Healthcare Real Estate Developer | The Perks of Value Based Purchasing
A healthcare reimbursement model that more and more health systems area aligning with is what’s called value based purchasing (VBP). G. Richards Hastings, soon to be retiring as CEO of Saint Luke’s Health Systems, was recently featured in the Kansas City Business Journal mentioning how Saint Luke’s is going down this very path. From Mr. Hastings point of view, he wasn’t optimistic.
Value Based Purchasing is a supplement to Saint Luke’s current reimbursement system, diagnosis related groups (DRGs). This in essence means that Medicare pays a flat fee to the hospital based on the patient’s symptoms, age, sex, discharge status, and the presence of complications. As Mr. Hastings said, “It doesn’t matter how much it cost us, it doesn’t matter how many days you stay in the hospital, it doesn’t matter how many services you use, that’s all we’re going to get paid.”

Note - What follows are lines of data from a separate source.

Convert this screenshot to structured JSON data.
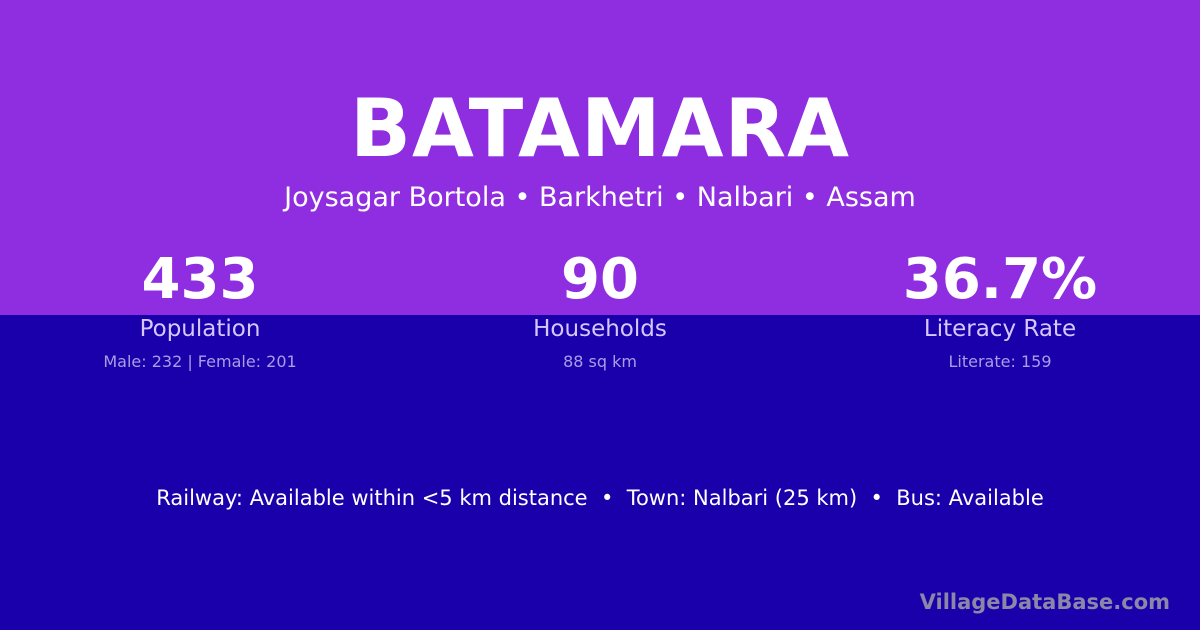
{
  "village": "BATAMARA",
  "location": "Joysagar Bortola • Barkhetri • Nalbari • Assam",
  "stats": [
    {
      "value": "433",
      "label": "Population",
      "detail": "Male: 232 | Female: 201"
    },
    {
      "value": "90",
      "label": "Households",
      "detail": "88 sq km"
    },
    {
      "value": "36.7%",
      "label": "Literacy Rate",
      "detail": "Literate: 159"
    }
  ],
  "transport": "Railway: Available within <5 km distance  •  Town: Nalbari (25 km)  •  Bus: Available",
  "watermark": "VillageDataBase.com",
  "colors": {
    "top": "#8f2ee0",
    "bottom": "#1a00ab"
  }
}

What VBP means is that DRGs are still in place, but incentives can be reached based on how well the hospital performs on certain quality measures, or how much the hospital’s performance improves compared to its performance during a baseline period. There are 25 measures that determines performance including: patients’ communication between physicians and nurses, hospital staff responsiveness, patients’ pain management and hospital cleanliness. The higher the performance the higher the incentive payment will be.
What’s the catch?
Via value based purchasing, the funds providing the incentives will be generated from a reduction in DRGs payments. Reductions begin by 1% in 2013 and will rise to 2% in 2017. If a hospital does not meet performance standards then they will not receive any bonus payments. Like Mr. Hastings said, “We’re going to have to hit the 91st percentile to get paid 70 percent of what we’re getting paid today.”
Though the cutback will impact hospitals’ bottom lines, it provides the opportunity to reward improvements in quality of patients’ health. Hospitals are competing to improve quality and health outcomes which I believe is a step in the right direction. A separate, but similar program, The Hospital Quality Incentive Demonstration (HQID) pilot project, was created to test incentives like these. HQID has been implementing economic incentives on quality for the past five years and participants’ quality has risen by an average of 18.3%. This provides qualitative reassurance that these measures are valid in the quality outcomes health systems are trying to attain.
A one size fits all approach to healthcare reimbursement is not likely. Reimbursement methods vary across health systems and only once the particular health system’s factors are thoroughly analyzed should a new reimbursement model be considered, be it ACO, strictly DRGs, VBP or the array of other existing models.